By Mike Steffanos
With a hat tip to Can't Stop The Bleeding for the link, I see that on Newsday's Mets blog, Bob Herzog takes the Mets fans to task who booed Chase Utley Friday night. Herzog can bemoan the "lack of class" from Mets fans all he wants, he himself is indulging in the recent arrogant and obnoxious trend of sports columnists to paint all fans with a wide brush and then let us know that we are not worthy.
First of all, Bob, despite the impression you gave, not all Mets fans were booing Utley. As a matter of fact, most weren't. I'm going to share something with you that you're obviously not intelligent enough to figure out on your own -- the people that don't boo make a lot less noise than the people that do. This is also true when a Mets player like Carlos Beltran was booed. Therefore, Bob, we class-lacking Mets fans would appreciate it if you wouldn't lump us all together. I know it's hard for you to grasp, but there are many different types of Mets fans, and about all we agree on is that we love the Mets. But then again, when you are smugly putting down a group to prove your moral superiority, details like that are mere inconveniences.

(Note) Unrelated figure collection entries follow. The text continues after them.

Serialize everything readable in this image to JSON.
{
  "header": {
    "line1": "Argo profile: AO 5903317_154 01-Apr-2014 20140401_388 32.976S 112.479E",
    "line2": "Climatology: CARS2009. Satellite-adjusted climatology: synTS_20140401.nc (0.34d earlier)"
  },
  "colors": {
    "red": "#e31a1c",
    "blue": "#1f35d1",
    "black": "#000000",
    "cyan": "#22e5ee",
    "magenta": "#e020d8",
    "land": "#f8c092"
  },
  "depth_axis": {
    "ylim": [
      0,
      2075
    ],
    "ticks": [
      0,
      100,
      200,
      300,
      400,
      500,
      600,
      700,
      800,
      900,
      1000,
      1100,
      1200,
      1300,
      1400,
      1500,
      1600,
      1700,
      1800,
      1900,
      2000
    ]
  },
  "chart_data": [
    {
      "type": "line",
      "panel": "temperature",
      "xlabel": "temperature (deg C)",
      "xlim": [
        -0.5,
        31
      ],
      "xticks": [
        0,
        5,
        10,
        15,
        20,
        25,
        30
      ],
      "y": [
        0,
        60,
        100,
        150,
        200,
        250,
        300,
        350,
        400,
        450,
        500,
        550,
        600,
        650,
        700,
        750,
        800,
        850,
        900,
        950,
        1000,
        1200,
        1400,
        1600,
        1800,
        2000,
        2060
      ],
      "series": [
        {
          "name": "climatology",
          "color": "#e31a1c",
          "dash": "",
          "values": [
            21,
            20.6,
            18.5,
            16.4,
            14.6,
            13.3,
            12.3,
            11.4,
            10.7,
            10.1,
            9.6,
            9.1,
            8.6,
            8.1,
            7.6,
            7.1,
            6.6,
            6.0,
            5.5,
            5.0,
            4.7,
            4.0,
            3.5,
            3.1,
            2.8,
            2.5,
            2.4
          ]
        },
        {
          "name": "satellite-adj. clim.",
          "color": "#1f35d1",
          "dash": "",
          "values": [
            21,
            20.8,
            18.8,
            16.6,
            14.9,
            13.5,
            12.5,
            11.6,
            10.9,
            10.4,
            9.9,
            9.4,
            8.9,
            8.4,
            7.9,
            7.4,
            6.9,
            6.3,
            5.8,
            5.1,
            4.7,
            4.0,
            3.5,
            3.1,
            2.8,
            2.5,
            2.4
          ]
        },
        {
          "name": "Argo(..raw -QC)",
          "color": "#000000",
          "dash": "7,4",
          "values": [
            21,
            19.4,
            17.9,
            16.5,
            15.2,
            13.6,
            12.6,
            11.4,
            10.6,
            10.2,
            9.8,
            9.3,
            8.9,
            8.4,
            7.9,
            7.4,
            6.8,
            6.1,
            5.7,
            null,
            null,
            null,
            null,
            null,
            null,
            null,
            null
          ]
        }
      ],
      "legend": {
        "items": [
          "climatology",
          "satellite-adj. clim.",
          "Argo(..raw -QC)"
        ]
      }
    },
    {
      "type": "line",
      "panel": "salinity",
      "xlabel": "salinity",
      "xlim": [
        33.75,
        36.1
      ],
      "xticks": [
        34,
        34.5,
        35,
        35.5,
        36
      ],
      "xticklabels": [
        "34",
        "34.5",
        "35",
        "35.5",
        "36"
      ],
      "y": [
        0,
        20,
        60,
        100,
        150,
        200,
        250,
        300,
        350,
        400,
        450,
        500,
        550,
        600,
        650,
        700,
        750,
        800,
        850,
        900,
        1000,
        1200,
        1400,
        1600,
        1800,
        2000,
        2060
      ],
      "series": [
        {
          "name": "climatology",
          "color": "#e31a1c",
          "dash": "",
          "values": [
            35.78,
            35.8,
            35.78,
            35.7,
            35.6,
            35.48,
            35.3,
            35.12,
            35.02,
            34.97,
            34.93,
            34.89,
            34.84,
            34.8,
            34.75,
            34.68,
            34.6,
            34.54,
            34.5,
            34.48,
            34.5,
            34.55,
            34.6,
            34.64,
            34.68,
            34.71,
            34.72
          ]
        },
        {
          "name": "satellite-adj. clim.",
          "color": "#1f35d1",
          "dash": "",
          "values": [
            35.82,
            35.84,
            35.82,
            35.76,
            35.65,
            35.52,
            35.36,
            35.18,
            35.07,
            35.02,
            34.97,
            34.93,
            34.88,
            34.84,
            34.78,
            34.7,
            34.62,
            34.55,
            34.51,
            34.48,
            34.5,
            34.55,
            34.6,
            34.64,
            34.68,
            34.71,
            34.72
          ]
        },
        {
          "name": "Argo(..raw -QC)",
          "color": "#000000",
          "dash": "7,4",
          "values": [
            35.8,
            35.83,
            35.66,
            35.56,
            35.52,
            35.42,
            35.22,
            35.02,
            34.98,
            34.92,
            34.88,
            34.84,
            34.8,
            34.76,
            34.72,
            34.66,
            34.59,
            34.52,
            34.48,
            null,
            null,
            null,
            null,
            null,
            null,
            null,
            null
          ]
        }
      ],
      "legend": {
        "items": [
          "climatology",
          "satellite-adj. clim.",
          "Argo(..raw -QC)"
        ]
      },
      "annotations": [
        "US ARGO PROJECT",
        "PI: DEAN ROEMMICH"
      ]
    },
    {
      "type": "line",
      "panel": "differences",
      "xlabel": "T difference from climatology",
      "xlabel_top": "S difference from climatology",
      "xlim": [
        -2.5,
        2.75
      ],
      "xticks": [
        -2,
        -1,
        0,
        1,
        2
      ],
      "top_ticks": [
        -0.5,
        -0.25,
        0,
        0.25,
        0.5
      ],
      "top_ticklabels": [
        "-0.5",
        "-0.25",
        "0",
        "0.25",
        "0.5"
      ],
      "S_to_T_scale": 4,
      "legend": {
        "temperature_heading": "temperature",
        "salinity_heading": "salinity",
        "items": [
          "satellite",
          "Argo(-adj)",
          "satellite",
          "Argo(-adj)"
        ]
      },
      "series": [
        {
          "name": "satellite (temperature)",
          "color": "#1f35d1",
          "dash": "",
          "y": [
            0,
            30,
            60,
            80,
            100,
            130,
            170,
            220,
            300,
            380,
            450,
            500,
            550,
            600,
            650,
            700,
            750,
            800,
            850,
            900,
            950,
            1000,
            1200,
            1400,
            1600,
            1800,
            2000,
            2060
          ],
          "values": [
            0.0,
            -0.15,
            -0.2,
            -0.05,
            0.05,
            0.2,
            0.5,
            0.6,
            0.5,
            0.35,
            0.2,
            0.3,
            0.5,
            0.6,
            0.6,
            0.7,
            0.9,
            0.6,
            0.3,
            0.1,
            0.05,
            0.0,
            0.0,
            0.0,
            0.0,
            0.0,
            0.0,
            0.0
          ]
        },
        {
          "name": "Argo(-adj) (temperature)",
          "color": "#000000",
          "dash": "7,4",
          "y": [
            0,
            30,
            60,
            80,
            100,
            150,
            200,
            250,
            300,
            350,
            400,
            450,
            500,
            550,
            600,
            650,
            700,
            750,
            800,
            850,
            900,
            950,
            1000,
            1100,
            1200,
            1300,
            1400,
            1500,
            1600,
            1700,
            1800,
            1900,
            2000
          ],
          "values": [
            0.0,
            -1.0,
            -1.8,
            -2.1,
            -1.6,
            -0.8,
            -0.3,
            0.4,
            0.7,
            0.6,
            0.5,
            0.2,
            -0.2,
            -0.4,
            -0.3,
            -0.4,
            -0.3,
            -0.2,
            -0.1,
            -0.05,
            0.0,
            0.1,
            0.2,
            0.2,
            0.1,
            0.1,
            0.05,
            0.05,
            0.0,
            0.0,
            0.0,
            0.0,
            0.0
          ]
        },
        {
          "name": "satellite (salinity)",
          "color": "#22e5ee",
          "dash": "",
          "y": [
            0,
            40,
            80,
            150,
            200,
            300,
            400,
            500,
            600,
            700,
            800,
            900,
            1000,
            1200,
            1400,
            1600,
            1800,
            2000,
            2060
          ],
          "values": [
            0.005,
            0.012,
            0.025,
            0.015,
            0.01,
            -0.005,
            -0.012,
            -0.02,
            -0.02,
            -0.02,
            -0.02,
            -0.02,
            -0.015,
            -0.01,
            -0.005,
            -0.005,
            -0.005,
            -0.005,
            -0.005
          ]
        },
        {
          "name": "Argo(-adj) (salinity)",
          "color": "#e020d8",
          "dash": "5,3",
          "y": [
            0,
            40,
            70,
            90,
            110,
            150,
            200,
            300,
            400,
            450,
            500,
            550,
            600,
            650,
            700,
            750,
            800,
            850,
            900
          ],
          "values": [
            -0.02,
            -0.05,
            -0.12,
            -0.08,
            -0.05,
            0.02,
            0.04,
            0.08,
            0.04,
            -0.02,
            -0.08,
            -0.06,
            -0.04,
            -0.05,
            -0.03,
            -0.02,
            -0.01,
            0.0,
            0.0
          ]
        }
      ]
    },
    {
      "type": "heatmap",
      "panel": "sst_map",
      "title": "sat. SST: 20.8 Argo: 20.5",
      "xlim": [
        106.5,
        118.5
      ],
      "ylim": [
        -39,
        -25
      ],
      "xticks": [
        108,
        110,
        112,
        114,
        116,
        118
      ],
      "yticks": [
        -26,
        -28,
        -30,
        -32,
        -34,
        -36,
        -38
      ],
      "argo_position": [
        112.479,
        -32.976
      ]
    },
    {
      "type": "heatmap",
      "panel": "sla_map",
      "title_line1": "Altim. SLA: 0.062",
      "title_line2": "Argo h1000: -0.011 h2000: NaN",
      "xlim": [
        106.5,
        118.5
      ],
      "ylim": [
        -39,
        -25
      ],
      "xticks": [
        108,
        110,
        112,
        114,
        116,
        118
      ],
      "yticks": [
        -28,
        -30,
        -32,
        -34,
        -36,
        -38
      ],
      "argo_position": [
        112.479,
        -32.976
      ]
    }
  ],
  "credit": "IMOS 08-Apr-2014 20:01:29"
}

Secondly, Bob, I'd like to take a moment to make fun of you:
What is baseball without its history, and wouldn't have it been nice if Utley's 35-game hitting streak lasted a little longer to generate more discussion and make us appreciate what Joe DiMaggio did even more? The Mets have such a huge lead in the NL East that games against the Phillies can hardly be considered critical right now. And the fans booed Utley right from the start, not just late in the game when a hit might have been damaging.
Bob, can I ask you a question? When you wrote those smarmy and self-righteous words, did you pause for a moment to bow your sanctimonious head and give thanks that you are so very much morally superior to the rest of us? Did you have the required flexibility to reach around and pat yourself on the back for your virtuous regard for baseball history?
Mets fans had every right to boo Chase Utley and root against him Friday night. When a player gets booed in another ballpark, I think most see it as a sign of respect, anyway. I wouldn't have booed Utley had I been at the game, but I would have rooted against him, and I was happy when the Mets were able to stop his streak. Stopping a streak is a part of baseball history, too, Bob -- in case you didn't realize that. I have respect for baseball, and I respect Utley as someone who plays the game the right way, but I feel absolutely zero need to root for him, and can find no fault at all with people that bought those expensive tickets to spend an evening at the game and actively rooted against someone on the other team.
I suspect that sportswriters and columnists always looked down on the rank and file fans with a feeling of superiority and possibly even contempt, but in the old days they attempted to hide it. So while you bemoan the changing nature of fans, I feel nostalgic for the days when guys like you had some respect for the fact that guys like me pay your salary. For you and all those like you, Bob, please accept this virtual
Bronx Queens cheer from an ignorant fan.